Management expense ratio (MER): This is the annual fee associated with managing a mutual fund or exchanged-traded fund, which includes management, administrative, record keeping and advertising costs to maintain the fund’s buying and selling activities. This fee is paid by investors regardless of the fund’s performance, thus a higher expense ratio can negatively impact investment returns. A 2013 Morningstar report found the average expense ratio for equity mutual funds was 2.42%, the highest in the developed world. If you own a mutual fund with an MER of 2.42%, that means you pay $242 annually for every $10,000 invested.

Index funds: The investments in this type of mutual fund are designed to mimic a given index.
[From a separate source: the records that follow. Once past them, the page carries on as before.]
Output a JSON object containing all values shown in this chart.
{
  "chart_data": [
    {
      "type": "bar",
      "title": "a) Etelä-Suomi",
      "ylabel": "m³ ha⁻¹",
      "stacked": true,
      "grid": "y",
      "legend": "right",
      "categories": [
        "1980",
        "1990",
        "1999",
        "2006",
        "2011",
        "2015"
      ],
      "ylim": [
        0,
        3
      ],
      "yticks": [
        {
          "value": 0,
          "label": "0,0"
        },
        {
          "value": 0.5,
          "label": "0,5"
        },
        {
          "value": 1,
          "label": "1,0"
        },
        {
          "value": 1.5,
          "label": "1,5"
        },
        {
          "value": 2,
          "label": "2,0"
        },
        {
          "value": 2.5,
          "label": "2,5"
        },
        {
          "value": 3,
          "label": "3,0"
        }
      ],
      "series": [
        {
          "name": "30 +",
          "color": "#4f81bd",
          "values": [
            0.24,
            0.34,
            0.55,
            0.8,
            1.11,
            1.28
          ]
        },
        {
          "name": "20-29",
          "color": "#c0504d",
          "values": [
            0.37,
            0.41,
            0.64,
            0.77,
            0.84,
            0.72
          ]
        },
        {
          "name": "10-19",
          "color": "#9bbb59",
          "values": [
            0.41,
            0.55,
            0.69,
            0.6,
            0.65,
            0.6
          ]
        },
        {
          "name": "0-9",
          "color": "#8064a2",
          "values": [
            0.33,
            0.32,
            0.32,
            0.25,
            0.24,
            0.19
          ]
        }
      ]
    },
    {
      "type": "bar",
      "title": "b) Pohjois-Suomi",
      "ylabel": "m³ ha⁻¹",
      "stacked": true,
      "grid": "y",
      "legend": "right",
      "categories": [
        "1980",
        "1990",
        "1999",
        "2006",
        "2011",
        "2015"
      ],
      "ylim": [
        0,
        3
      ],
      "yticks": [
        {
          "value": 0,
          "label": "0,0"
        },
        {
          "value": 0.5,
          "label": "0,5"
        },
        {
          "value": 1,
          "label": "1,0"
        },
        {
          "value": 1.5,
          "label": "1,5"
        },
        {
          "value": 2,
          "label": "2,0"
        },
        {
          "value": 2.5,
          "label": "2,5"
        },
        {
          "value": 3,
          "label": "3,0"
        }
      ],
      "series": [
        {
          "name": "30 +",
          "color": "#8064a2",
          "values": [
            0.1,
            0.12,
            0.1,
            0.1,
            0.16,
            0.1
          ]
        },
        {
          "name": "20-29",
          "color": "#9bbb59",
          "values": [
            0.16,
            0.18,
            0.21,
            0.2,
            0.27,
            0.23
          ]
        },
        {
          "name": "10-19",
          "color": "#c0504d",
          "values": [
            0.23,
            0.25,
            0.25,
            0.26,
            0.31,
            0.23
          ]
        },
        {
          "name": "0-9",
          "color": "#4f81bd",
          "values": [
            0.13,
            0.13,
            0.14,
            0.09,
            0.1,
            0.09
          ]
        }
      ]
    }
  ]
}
Indexes (the S&P/TSX Composite Index in Canada or the S&P 500 in the U.S.) are essentially a collection of stocks or bonds that represent a portion of the economy. The return of an index fund is tied directly to the performance of the companies within the index. As the management of index funds doesn’t rely on money managers to make decisions, the management expense ratios can be as low as 0.32%. Index funds can be held in registered and non-registered accounts.

Exchange-traded fund (ETF): This type of security also tracks an index. Unlike a mutual fund, ETFs are bought and sold like stocks. ETF management fees can go as low as 0.06% but can incur charges around $10 to buy and sell. However, there are some discount brokerages (Questrade and Scotia iTrade, for example) that don’t charge for the buying of and selling of a number of ETFs. You can hold ETFs in both registered and non-registered accounts.